Nice! It didn't work until I updated to v0.1.29 (0.1.26 is apparently the minimum). But then nomic-embed-text was about 4 times faster than the default llama2 model in the embedding vignette example (and the f-means of the resulting model was 0.05 better :wink: ).

I think about the best approach for this. Having one default throughout the package is neat, but models meant for embedding are definitly faster and make more sense for a lot of people. I will at least add it to the vignette and the examples.
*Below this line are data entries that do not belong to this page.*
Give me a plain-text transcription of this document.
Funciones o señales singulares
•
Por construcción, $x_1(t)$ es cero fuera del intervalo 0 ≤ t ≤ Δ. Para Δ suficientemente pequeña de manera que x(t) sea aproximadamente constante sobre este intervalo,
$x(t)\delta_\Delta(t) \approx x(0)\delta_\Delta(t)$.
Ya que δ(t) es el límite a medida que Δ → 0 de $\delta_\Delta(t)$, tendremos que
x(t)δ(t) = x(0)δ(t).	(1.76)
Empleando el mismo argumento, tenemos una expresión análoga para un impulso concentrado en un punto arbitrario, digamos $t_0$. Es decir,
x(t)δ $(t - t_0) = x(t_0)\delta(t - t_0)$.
JBGruber commented 7 months ago

It would also be good to add how you can use arbitrary embedding models from huggingface. Not sure if the process is the same for these models as what is documented here: https://github.com/ollama/ollama/blob/main/docs/import.md

JBGruber commented 7 months ago

[Post removed]

This only worked because I grabbed the wrong modelfile. It's actually more complicated...

kasperwelbers commented 7 months ago

Nice, thats really cool!

What is the purpose of Python here? Is this only that it downloads the model? Because then it might also be done with hfhub, which seems to be an effort of team posit to get huggingface to R.

JBGruber commented 7 months ago

That's exactly what I was looking for! For some reason it didn't show up in my searches and I assumed that I've dreamed it :sweat_smile:. Yes, the Python stuff was just for downloading the file. Now all we need is a good heuristic to identify the file Ollama wants.

JBGruber commented 7 months ago

Ok, I was a bit quick with the post above and couldn't reproduce it with the files downloaded through hfhub. Finally, I noticed I had acidetally grabbed the wrong model file.

You need indeed to first follow the steps to convert the model using convert-hf-to-gguf.py. And then move the converted bin file to a directory Ollama has access to (in my case inside the container).

So for now, I would tell people to rely on either nomic-embed-text or all-minilm and check what might be added in the future.